Saturday, December 4, 2010


I've been contemplating renovation lately. It's definitely not time for spring cleaning, but the holidays and the coming of the new year get me into pensive contemplation mode. I walk around the house, thinking, "If only I had the motivation to re-pot those chili plants. They've been hanging on for dear life for 9 months now. Gosh, I wish I had the time and the interior design know-how to replace those gnarly curtains in the bedroom."

You would not believe the curtains in the bedroom. They're red, they're IKEA (like, cheap, old IKEA), and they've been sagging and pretty much non-functional since I installed them two and a half years ago. I've been wanting to replace them since about five minutes after I put 'em up. I have ambitions to get a lot of projects done over the winter break because once the semester is under way, I'm lucky to be able to  shower regularly. 

My house needs a lot of work, but even more than my house, the inside of my head needs a little dusting and rearranging.

There's a very cool Ani Difranco song, "Back, Back, Back," that addresses exactly the idea of working on yourself now so that you're not stuck later.

She sings, "When you sit right down in the middle of yourself,
you're gonna want to have a comfortable chair
So renovate your soul before you get too old,
'cause you're gonna be housebound there."

OK, cool. Learn how to be contented with life now, because as we age, the many distractions we desperately cling to now are likely to disappear. I think most of us believe in the validity of that message, one way or another. But how do you actually renovate your soul? And what does the final "house" look like?

One of the things I'm constantly working on is my tendency to over-please. I realize that I do so even during yoga class. I think I know why I love taking classes from new teachers: I perceive them as having no expectations of me, and as a result, I "do" better. When I take a class from my studio owner (whom I love love love, by the way), I stress myself out. I wage an unnecessarily silly mental battle with myself.
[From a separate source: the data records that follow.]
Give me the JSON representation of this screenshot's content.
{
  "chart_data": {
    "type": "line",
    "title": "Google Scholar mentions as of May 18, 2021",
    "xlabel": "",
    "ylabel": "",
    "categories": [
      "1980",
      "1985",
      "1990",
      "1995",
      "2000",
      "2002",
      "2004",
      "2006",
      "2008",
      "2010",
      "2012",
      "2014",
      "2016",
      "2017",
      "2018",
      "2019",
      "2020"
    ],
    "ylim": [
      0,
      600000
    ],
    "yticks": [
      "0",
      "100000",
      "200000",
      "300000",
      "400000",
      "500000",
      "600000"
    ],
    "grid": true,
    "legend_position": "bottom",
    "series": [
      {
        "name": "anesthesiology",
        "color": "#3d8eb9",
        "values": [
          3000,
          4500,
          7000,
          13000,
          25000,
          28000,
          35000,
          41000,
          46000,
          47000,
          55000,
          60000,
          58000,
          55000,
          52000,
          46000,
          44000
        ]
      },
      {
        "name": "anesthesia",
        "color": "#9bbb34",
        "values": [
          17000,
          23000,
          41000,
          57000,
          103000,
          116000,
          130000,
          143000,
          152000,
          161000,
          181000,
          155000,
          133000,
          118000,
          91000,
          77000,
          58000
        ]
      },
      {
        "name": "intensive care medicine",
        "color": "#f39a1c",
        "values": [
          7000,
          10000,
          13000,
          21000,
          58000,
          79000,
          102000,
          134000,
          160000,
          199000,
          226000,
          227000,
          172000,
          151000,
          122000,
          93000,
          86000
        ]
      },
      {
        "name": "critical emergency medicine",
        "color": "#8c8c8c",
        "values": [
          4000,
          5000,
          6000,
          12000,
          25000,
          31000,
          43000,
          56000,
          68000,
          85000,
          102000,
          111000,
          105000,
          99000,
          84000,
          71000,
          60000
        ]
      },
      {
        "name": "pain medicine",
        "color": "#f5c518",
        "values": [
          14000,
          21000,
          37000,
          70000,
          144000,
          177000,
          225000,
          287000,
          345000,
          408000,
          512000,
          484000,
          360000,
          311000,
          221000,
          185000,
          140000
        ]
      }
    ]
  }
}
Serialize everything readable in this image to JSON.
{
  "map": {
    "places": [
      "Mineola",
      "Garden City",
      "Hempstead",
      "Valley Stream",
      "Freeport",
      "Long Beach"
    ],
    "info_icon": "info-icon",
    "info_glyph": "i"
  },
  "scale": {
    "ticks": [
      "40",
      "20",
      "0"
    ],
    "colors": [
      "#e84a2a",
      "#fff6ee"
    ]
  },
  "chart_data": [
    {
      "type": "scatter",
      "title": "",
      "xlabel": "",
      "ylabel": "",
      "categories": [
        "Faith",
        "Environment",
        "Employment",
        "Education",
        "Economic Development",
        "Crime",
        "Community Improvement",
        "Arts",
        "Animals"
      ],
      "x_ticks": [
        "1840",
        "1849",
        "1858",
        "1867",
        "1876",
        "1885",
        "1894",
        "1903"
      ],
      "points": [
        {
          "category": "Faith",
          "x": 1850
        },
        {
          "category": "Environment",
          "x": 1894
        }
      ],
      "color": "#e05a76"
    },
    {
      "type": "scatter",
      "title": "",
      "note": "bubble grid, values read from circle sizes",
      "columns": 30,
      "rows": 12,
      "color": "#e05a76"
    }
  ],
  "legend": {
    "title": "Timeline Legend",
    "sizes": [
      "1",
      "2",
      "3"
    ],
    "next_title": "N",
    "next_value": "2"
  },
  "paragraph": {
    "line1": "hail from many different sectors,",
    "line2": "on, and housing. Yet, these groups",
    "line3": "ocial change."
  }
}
Because I've been practicing with her for a year and a half now, I have this self-important idea that she remembers stuff about me and holds me to a certain standard. "You NEVER sit out this posture, E. She's gonna remember! Get your fingers to your toes--that's what she's always seen you do before!" Ridiculous. Ludicrous. And as a result of that silly inner-battle, I stress myself out and add to the intensity of it all.

So, when I saw that my studio owner was teaching this morning, I made a promise to myself, a promise I apparently need to make myself before every class. "This class is NOT about her. Just listen to the words and focus on your body." Hand to God, the class was about 50% better than it normally was. I was able not to worry about what I perceived her to be thinking.

Maybe today's class had nothing to do with the actual renovation process. But maybe, I at least took out and contemplated the tools.

One day, I will actually take down those disgusting curtains.

Enjoy this cheesy video for Ani song :-)

1 comment:

Martina said...

This is so great! It instantly made me think of the relatively new bed sheet we have stapled to the window box which is far more elegant than the nothing we previously had that allowed all the neighbors and dog walkers to see who knows what going on inside the middle of myself. I think it’s little things like that which have a HUGE impact on my overall well being. I didn’t realize how anxious I felt being on stage to the neighborhood until the sheet was up and I was so much more relaxed. Just like the little things that have a HUGE impact on my practice. Like not having a sweat towel anymore, I don’t worry about it or fidget as much…just let it drip. And sucking in my stomach on so many postures…so much more room to go so much farther in the stretch. And not chugging water right before spine strengthening series…why did I ever do that? It’s the little things that clutter my practice and the middle of myself.